Blood River by Tim Butcher- (Non-fiction) This is the travel narrative of Butcher, who attempts to cross the Congo, following the path of the famous journalist H. Stanley (“Dr. Livingston, I presume”). It is a powerful look at what the country has become post-colonization and post-dictatorship with a great mix of history and culture included in the tale of his journey.
Carpe Diem by Autumn Cornwell- (Fiction)- One of my all-time favorite YA novels and a huge reason I decided to study a combination of YA literature and travel literature. If this book doesn’t make you want to pack your backpack and catch a flight tomorrow, I don’t know what will. (Kelsey, if you are reading this blog, find this book!)

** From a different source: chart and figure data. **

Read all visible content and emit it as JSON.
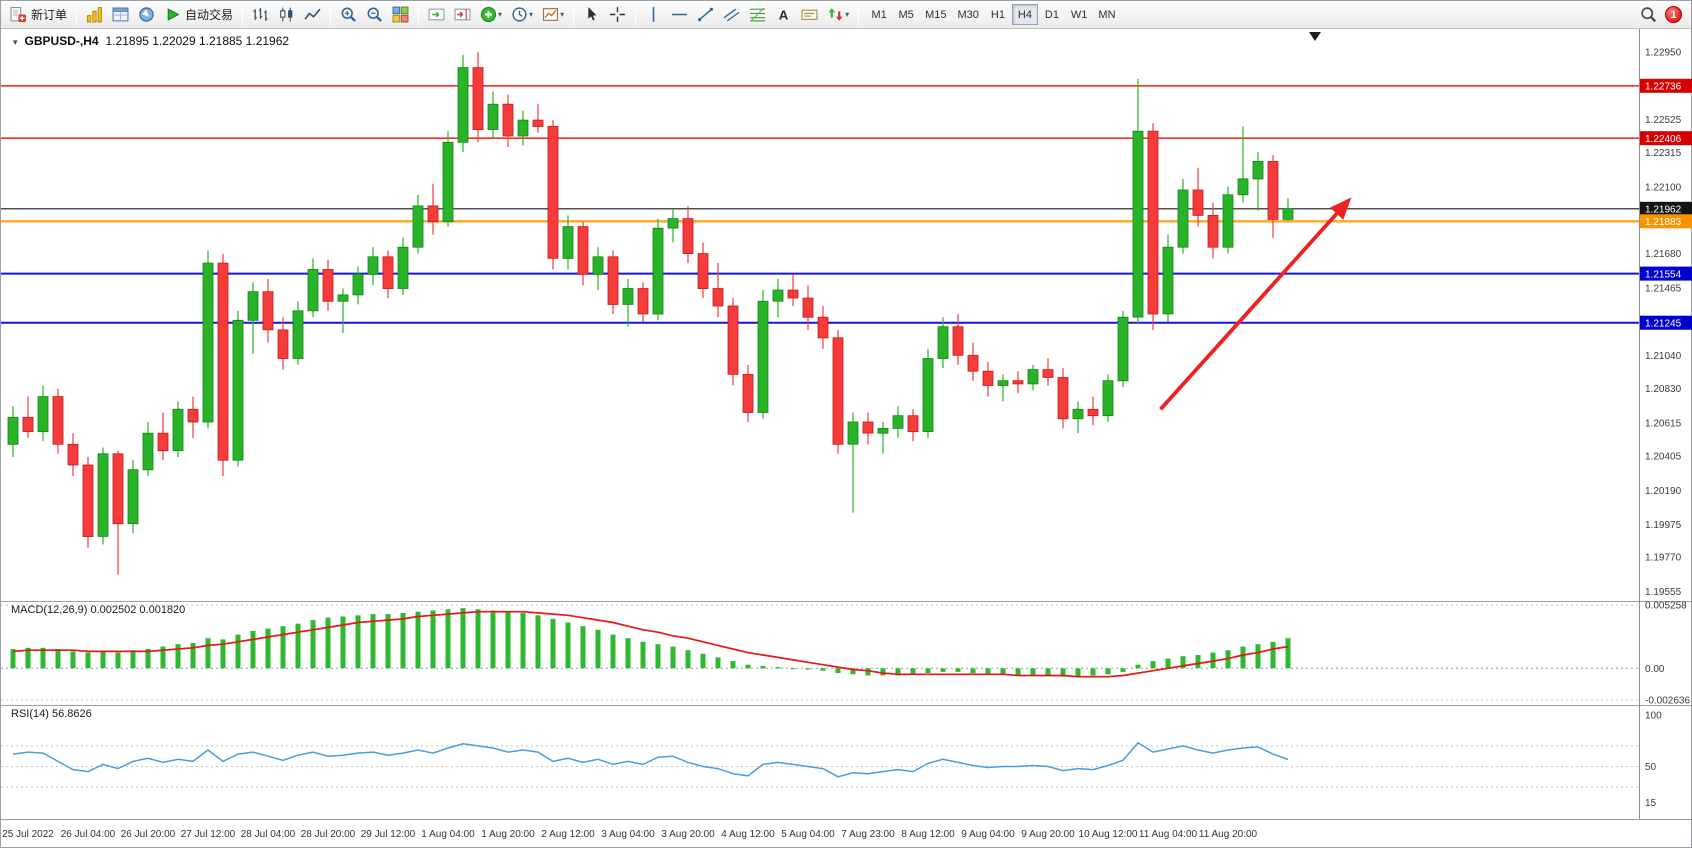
{
  "icons": {
    "collapse": "▾",
    "dropdown": "▾"
  },
  "toolbar": {
    "new_order": "新订单",
    "auto_trading": "自动交易",
    "timeframes": [
      "M1",
      "M5",
      "M15",
      "M30",
      "H1",
      "H4",
      "D1",
      "W1",
      "MN"
    ],
    "active_timeframe": "H4",
    "notification_count": "1"
  },
  "chart_data": [
    {
      "type": "candlestick",
      "title": "GBPUSD-,H4",
      "ohlc_display": "1.21895 1.22029 1.21885 1.21962",
      "ylim": [
        1.19538,
        1.23068
      ],
      "up_color": "#29b329",
      "up_border": "#128412",
      "down_color": "#f63b3b",
      "down_border": "#c41c1c",
      "candles": [
        [
          1.2048,
          1.2072,
          1.204,
          1.2065
        ],
        [
          1.2065,
          1.2078,
          1.2052,
          1.2056
        ],
        [
          1.2056,
          1.2085,
          1.205,
          1.2078
        ],
        [
          1.2078,
          1.2083,
          1.2042,
          1.2048
        ],
        [
          1.2048,
          1.2055,
          1.2028,
          1.2035
        ],
        [
          1.2035,
          1.204,
          1.1983,
          1.199
        ],
        [
          1.199,
          1.2046,
          1.1985,
          1.2042
        ],
        [
          1.2042,
          1.2044,
          1.1966,
          1.1998
        ],
        [
          1.1998,
          1.2038,
          1.1992,
          1.2032
        ],
        [
          1.2032,
          1.2062,
          1.2028,
          1.2055
        ],
        [
          1.2055,
          1.2068,
          1.2038,
          1.2044
        ],
        [
          1.2044,
          1.2075,
          1.204,
          1.207
        ],
        [
          1.207,
          1.2078,
          1.2052,
          1.2062
        ],
        [
          1.2062,
          1.217,
          1.2058,
          1.2162
        ],
        [
          1.2162,
          1.2168,
          1.2028,
          1.2038
        ],
        [
          1.2038,
          1.2132,
          1.2034,
          1.2126
        ],
        [
          1.2126,
          1.215,
          1.2105,
          1.2144
        ],
        [
          1.2144,
          1.2152,
          1.2112,
          1.212
        ],
        [
          1.212,
          1.2128,
          1.2095,
          1.2102
        ],
        [
          1.2102,
          1.2138,
          1.2098,
          1.2132
        ],
        [
          1.2132,
          1.2165,
          1.2128,
          1.2158
        ],
        [
          1.2158,
          1.2164,
          1.2132,
          1.2138
        ],
        [
          1.2138,
          1.2146,
          1.2118,
          1.2142
        ],
        [
          1.2142,
          1.216,
          1.2136,
          1.2155
        ],
        [
          1.2155,
          1.2172,
          1.2148,
          1.2166
        ],
        [
          1.2166,
          1.217,
          1.214,
          1.2146
        ],
        [
          1.2146,
          1.2178,
          1.2142,
          1.2172
        ],
        [
          1.2172,
          1.2205,
          1.2168,
          1.2198
        ],
        [
          1.2198,
          1.2212,
          1.218,
          1.2188
        ],
        [
          1.2188,
          1.2245,
          1.2185,
          1.2238
        ],
        [
          1.2238,
          1.2293,
          1.2232,
          1.2285
        ],
        [
          1.2285,
          1.2295,
          1.2238,
          1.2246
        ],
        [
          1.2246,
          1.227,
          1.224,
          1.2262
        ],
        [
          1.2262,
          1.2268,
          1.2235,
          1.2242
        ],
        [
          1.2242,
          1.2258,
          1.2236,
          1.2252
        ],
        [
          1.2252,
          1.2262,
          1.2244,
          1.2248
        ],
        [
          1.2248,
          1.2252,
          1.2158,
          1.2165
        ],
        [
          1.2165,
          1.2192,
          1.2158,
          1.2185
        ],
        [
          1.2185,
          1.2188,
          1.2148,
          1.2155
        ],
        [
          1.2155,
          1.2172,
          1.2145,
          1.2166
        ],
        [
          1.2166,
          1.217,
          1.213,
          1.2136
        ],
        [
          1.2136,
          1.2152,
          1.2122,
          1.2146
        ],
        [
          1.2146,
          1.215,
          1.2125,
          1.213
        ],
        [
          1.213,
          1.219,
          1.2126,
          1.2184
        ],
        [
          1.2184,
          1.2196,
          1.2175,
          1.219
        ],
        [
          1.219,
          1.2198,
          1.2162,
          1.2168
        ],
        [
          1.2168,
          1.2175,
          1.214,
          1.2146
        ],
        [
          1.2146,
          1.2162,
          1.2128,
          1.2135
        ],
        [
          1.2135,
          1.214,
          1.2085,
          1.2092
        ],
        [
          1.2092,
          1.2098,
          1.2062,
          1.2068
        ],
        [
          1.2068,
          1.2145,
          1.2064,
          1.2138
        ],
        [
          1.2138,
          1.2152,
          1.2128,
          1.2145
        ],
        [
          1.2145,
          1.2155,
          1.2135,
          1.214
        ],
        [
          1.214,
          1.2148,
          1.212,
          1.2128
        ],
        [
          1.2128,
          1.2135,
          1.2108,
          1.2115
        ],
        [
          1.2115,
          1.212,
          1.2042,
          1.2048
        ],
        [
          1.2048,
          1.2068,
          1.2005,
          1.2062
        ],
        [
          1.2062,
          1.2068,
          1.2048,
          1.2055
        ],
        [
          1.2055,
          1.2062,
          1.2042,
          1.2058
        ],
        [
          1.2058,
          1.2072,
          1.2052,
          1.2066
        ],
        [
          1.2066,
          1.207,
          1.205,
          1.2056
        ],
        [
          1.2056,
          1.2108,
          1.2052,
          1.2102
        ],
        [
          1.2102,
          1.2128,
          1.2096,
          1.2122
        ],
        [
          1.2122,
          1.213,
          1.2098,
          1.2104
        ],
        [
          1.2104,
          1.2112,
          1.2088,
          1.2094
        ],
        [
          1.2094,
          1.21,
          1.2078,
          1.2085
        ],
        [
          1.2085,
          1.2092,
          1.2075,
          1.2088
        ],
        [
          1.2088,
          1.2094,
          1.208,
          1.2086
        ],
        [
          1.2086,
          1.2098,
          1.2082,
          1.2095
        ],
        [
          1.2095,
          1.2102,
          1.2085,
          1.209
        ],
        [
          1.209,
          1.2096,
          1.2058,
          1.2064
        ],
        [
          1.2064,
          1.2075,
          1.2055,
          1.207
        ],
        [
          1.207,
          1.2078,
          1.206,
          1.2066
        ],
        [
          1.2066,
          1.2092,
          1.2062,
          1.2088
        ],
        [
          1.2088,
          1.2132,
          1.2084,
          1.2128
        ],
        [
          1.2128,
          1.2278,
          1.2124,
          1.2245
        ],
        [
          1.2245,
          1.225,
          1.212,
          1.213
        ],
        [
          1.213,
          1.218,
          1.2125,
          1.2172
        ],
        [
          1.2172,
          1.2215,
          1.2168,
          1.2208
        ],
        [
          1.2208,
          1.2222,
          1.2185,
          1.2192
        ],
        [
          1.2192,
          1.22,
          1.2165,
          1.2172
        ],
        [
          1.2172,
          1.221,
          1.2168,
          1.2205
        ],
        [
          1.2205,
          1.2248,
          1.22,
          1.2215
        ],
        [
          1.2215,
          1.2232,
          1.2195,
          1.2226
        ],
        [
          1.2226,
          1.223,
          1.2178,
          1.21895
        ],
        [
          1.21895,
          1.22029,
          1.21885,
          1.21962
        ]
      ],
      "hlines": [
        {
          "price": 1.22736,
          "label": "1.22736",
          "color": "#ff2a2a",
          "label_bg": "#d60000",
          "width": 1.6
        },
        {
          "price": 1.22406,
          "label": "1.22406",
          "color": "#ff2a2a",
          "label_bg": "#d60000",
          "width": 1.6
        },
        {
          "price": 1.21962,
          "label": "1.21962",
          "color": "#151515",
          "label_bg": "#151515",
          "width": 1.1
        },
        {
          "price": 1.21883,
          "label": "1.21883",
          "color": "#ffa51e",
          "label_bg": "#f79400",
          "width": 2.4
        },
        {
          "price": 1.21554,
          "label": "1.21554",
          "color": "#1414e6",
          "label_bg": "#0000d0",
          "width": 2.0
        },
        {
          "price": 1.21245,
          "label": "1.21245",
          "color": "#1414e6",
          "label_bg": "#0000d0",
          "width": 2.0
        }
      ],
      "y_axis_labels": [
        "1.22950",
        "1.22525",
        "1.22315",
        "1.22100",
        "1.21680",
        "1.21465",
        "1.21040",
        "1.20830",
        "1.20615",
        "1.20405",
        "1.20190",
        "1.19975",
        "1.19770",
        "1.19555"
      ],
      "x_labels": [
        "25 Jul 2022",
        "26 Jul 04:00",
        "26 Jul 20:00",
        "27 Jul 12:00",
        "28 Jul 04:00",
        "28 Jul 20:00",
        "29 Jul 12:00",
        "1 Aug 04:00",
        "1 Aug 20:00",
        "2 Aug 12:00",
        "3 Aug 04:00",
        "3 Aug 20:00",
        "4 Aug 12:00",
        "5 Aug 04:00",
        "7 Aug 23:00",
        "8 Aug 12:00",
        "9 Aug 04:00",
        "9 Aug 20:00",
        "10 Aug 12:00",
        "11 Aug 04:00",
        "11 Aug 20:00"
      ],
      "label_start_index": 1,
      "label_step": 4,
      "arrow": {
        "from_index": 76.5,
        "from_price": 1.207,
        "to_index": 89,
        "to_price": 1.2201,
        "color": "#ee2222"
      },
      "shift_marker_index": 86.8
    },
    {
      "type": "bar",
      "name": "MACD",
      "label": "MACD(12,26,9) 0.002502 0.001820",
      "ylim": [
        -0.002636,
        0.005258
      ],
      "axis_labels": [
        "0.005258",
        "0.00",
        "-0.002636"
      ],
      "histogram_color": "#2db82d",
      "signal_color": "#e81717",
      "histogram": [
        0.0016,
        0.0017,
        0.0017,
        0.0016,
        0.0014,
        0.0013,
        0.0014,
        0.0013,
        0.0015,
        0.0016,
        0.0018,
        0.002,
        0.0021,
        0.0025,
        0.0024,
        0.0028,
        0.0031,
        0.0033,
        0.0035,
        0.0037,
        0.004,
        0.0042,
        0.0043,
        0.0044,
        0.0045,
        0.0045,
        0.0046,
        0.0047,
        0.0048,
        0.0049,
        0.005,
        0.0049,
        0.0048,
        0.0047,
        0.0046,
        0.0044,
        0.0041,
        0.0038,
        0.0035,
        0.0032,
        0.0028,
        0.0025,
        0.0022,
        0.002,
        0.0018,
        0.0015,
        0.0012,
        0.0009,
        0.0006,
        0.0003,
        0.0002,
        0.0001,
        0.0,
        -0.0001,
        -0.0002,
        -0.0004,
        -0.0005,
        -0.0006,
        -0.0006,
        -0.0006,
        -0.0005,
        -0.0004,
        -0.0003,
        -0.0003,
        -0.0004,
        -0.0005,
        -0.0005,
        -0.0006,
        -0.0006,
        -0.0006,
        -0.0007,
        -0.0007,
        -0.0006,
        -0.0005,
        -0.0003,
        0.0003,
        0.0006,
        0.0008,
        0.001,
        0.0011,
        0.0013,
        0.0015,
        0.0018,
        0.002,
        0.0022,
        0.0025
      ],
      "signal": [
        0.0014,
        0.0015,
        0.0015,
        0.0015,
        0.0015,
        0.0014,
        0.0014,
        0.0014,
        0.0014,
        0.0014,
        0.0015,
        0.0016,
        0.0017,
        0.0019,
        0.002,
        0.0022,
        0.0024,
        0.0026,
        0.0028,
        0.003,
        0.0032,
        0.0034,
        0.0036,
        0.0038,
        0.0039,
        0.004,
        0.0041,
        0.0043,
        0.0044,
        0.0045,
        0.0046,
        0.0047,
        0.0047,
        0.0047,
        0.0047,
        0.0046,
        0.0045,
        0.0044,
        0.0042,
        0.004,
        0.0038,
        0.0035,
        0.0032,
        0.003,
        0.0027,
        0.0025,
        0.0022,
        0.0019,
        0.0016,
        0.0013,
        0.0011,
        0.0009,
        0.0007,
        0.0005,
        0.0003,
        0.0001,
        -0.0001,
        -0.0002,
        -0.0004,
        -0.0005,
        -0.0005,
        -0.0005,
        -0.0005,
        -0.0005,
        -0.0005,
        -0.0005,
        -0.0005,
        -0.0006,
        -0.0006,
        -0.0006,
        -0.0006,
        -0.0007,
        -0.0007,
        -0.0007,
        -0.0006,
        -0.0004,
        -0.0002,
        0.0,
        0.0002,
        0.0004,
        0.0006,
        0.0008,
        0.0011,
        0.0013,
        0.0016,
        0.0018
      ]
    },
    {
      "type": "line",
      "name": "RSI",
      "label": "RSI(14) 56.8626",
      "ylim": [
        0,
        100
      ],
      "axis_labels": [
        "100",
        "50",
        "15"
      ],
      "levels": [
        70,
        50,
        30
      ],
      "line_color": "#4a9edc",
      "values": [
        62,
        64,
        63,
        55,
        47,
        45,
        52,
        48,
        55,
        58,
        54,
        57,
        55,
        66,
        55,
        62,
        64,
        60,
        56,
        61,
        64,
        60,
        61,
        63,
        64,
        61,
        63,
        66,
        63,
        68,
        72,
        70,
        68,
        64,
        66,
        64,
        55,
        58,
        54,
        57,
        52,
        55,
        52,
        59,
        60,
        54,
        50,
        48,
        43,
        41,
        52,
        54,
        52,
        50,
        48,
        40,
        44,
        43,
        45,
        47,
        45,
        53,
        57,
        54,
        51,
        49,
        50,
        50,
        51,
        50,
        46,
        48,
        47,
        51,
        56,
        73,
        64,
        67,
        70,
        66,
        63,
        66,
        68,
        69,
        62,
        56.86
      ]
    }
  ]
}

Peak by Roland Smith- (Fiction)- Another great YA novel about travel- this one awfully timely with the horrific earthquake in Nepal this week. The main character heads to Everest in an attempt to be the youngest to ever summit the mountain, but along the way learning as much about himself and life as he does about technical climbing skills.
The Buried Giant by Kazuo Ishiguro- (Fiction)- A new release, just having come out earlier this year, this book is amazing. It is a strange but great combination of fairy tale and fantasy with a touch of historical fiction thrown in. The story itself meanders a bit, but I loved the overall theme of memories and whether we should take the bad with the good and what it is worth in the end. Powerful!
The Martian by Andy Weir- (Fiction) – I suppose there is no travel father than to Mars! If you haven’t read this one yet, do it before the movie comes out. (Always read the book first!) I’ve given this book as a gift to several friends/family members and have had only positive reviews.
The Odyssey by Homer- (Fiction)- What list of great traveling characters would be complete without The Odyessey? It is the first and foremost leader in travel narratives! Really, no further comment is needed.
Turn Right at Machu Picchu: Rediscovering the Lost City One Step at a Time by Mark Adams- (Non-fiction)- I didn’t want to get away from this week without at least one more contemporary travel literature entry. I love this one because Adams writing makes you wish you were there with him on the adventure, even when you really don’t want to be a part of some of the situations he encounters. Now that is great writing!